What follows are excerpts of Jones’s remarks from their talk. The full transcript of the conversation is available on the web site of PhilanTopic, a blog of opinion and commentary from Philanthropy News Digest. Seltzer is a regular contributor to the site.
“Those statistics are terrifying on a number of levels,” Jones said. “The poverty level is the same in Manhattan as in rural Mississippi….A family of three can buy a lot more goods and services in Mississippi on $17,500 a year than can a family living in Manhattan….”
His organization, he said, was created more than a century and a half ago because its founders “perceived poverty in urban areas as a potential danger to civic order…. in a multi-ethnic city like New York, keeping the civic fabric in good repair is vital. For those reasons and others, we have always taken a three-pronged approach to our work: research, service and public relations….Our intent is to shape public policies and encourage affordable interventions that promote better lives for all New Yorkers….

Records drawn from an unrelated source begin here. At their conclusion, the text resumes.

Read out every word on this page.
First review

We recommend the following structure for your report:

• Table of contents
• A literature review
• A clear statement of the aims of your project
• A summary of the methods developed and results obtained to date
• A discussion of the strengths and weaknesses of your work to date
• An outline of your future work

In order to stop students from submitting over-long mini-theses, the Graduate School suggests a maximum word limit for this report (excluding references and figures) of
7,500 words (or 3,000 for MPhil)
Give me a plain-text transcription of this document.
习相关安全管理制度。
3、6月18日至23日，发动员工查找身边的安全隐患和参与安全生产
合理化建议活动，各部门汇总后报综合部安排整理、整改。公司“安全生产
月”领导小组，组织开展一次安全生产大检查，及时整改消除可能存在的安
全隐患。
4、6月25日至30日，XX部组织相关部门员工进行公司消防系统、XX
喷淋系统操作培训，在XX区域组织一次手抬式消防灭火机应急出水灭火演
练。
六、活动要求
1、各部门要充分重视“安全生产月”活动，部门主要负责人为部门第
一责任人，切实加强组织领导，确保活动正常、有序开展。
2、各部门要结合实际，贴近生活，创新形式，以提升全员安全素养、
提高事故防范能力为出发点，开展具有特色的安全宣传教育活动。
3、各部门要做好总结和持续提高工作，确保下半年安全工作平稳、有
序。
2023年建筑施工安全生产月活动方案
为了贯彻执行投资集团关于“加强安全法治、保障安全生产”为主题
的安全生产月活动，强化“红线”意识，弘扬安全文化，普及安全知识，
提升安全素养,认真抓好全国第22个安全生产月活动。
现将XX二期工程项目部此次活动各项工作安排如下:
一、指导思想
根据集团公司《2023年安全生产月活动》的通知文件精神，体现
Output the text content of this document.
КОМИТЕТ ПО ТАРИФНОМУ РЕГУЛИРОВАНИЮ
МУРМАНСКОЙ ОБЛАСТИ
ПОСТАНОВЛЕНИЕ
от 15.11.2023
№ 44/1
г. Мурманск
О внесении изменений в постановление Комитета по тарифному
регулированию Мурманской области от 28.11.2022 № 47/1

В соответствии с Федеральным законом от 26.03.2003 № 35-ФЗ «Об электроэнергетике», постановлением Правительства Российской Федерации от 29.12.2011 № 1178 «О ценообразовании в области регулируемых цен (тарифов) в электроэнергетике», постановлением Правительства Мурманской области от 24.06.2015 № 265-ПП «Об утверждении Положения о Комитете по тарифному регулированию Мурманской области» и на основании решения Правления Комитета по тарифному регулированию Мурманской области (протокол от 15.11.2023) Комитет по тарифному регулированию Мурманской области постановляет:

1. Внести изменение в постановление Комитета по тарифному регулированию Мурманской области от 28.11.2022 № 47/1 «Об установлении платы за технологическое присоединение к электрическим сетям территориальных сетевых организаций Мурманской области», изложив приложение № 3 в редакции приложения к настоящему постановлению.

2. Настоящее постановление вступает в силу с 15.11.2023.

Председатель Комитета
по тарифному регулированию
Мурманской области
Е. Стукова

“For many people, making the transition into the world of work is neither simple nor easy….They need help in securing an actual job that pays a living wage. Once they are working, they typically require additional support such as day care and benefits like paid sick leave. And as they establish themselves in the workplace, they need opportunities to climb a career ladder within a trade. We also believe that low-wage workers need the collective bargaining power of a union to ensure that they receive adequate health care, access to reliable credit and other benefits that the rest of us take for granted….
“Each year, after having failed them in elementary and junior high school, we fail to graduate hundreds of thousands of young people from high school….In New York City alone, over eight hundred thousand working-age adults lack a high school diploma. That’s why we are now focusing on helping young people secure their GED….
“In New York, and across the country, we are falling way behind in terms of our economic competitiveness. We are at risk of turning into a second-rate power within a generation. It is a huge cost to our economy when we fail to provide a top-notch education to all Americans. That’s the case that advocates for the poor across the country should be making to their elected officials.”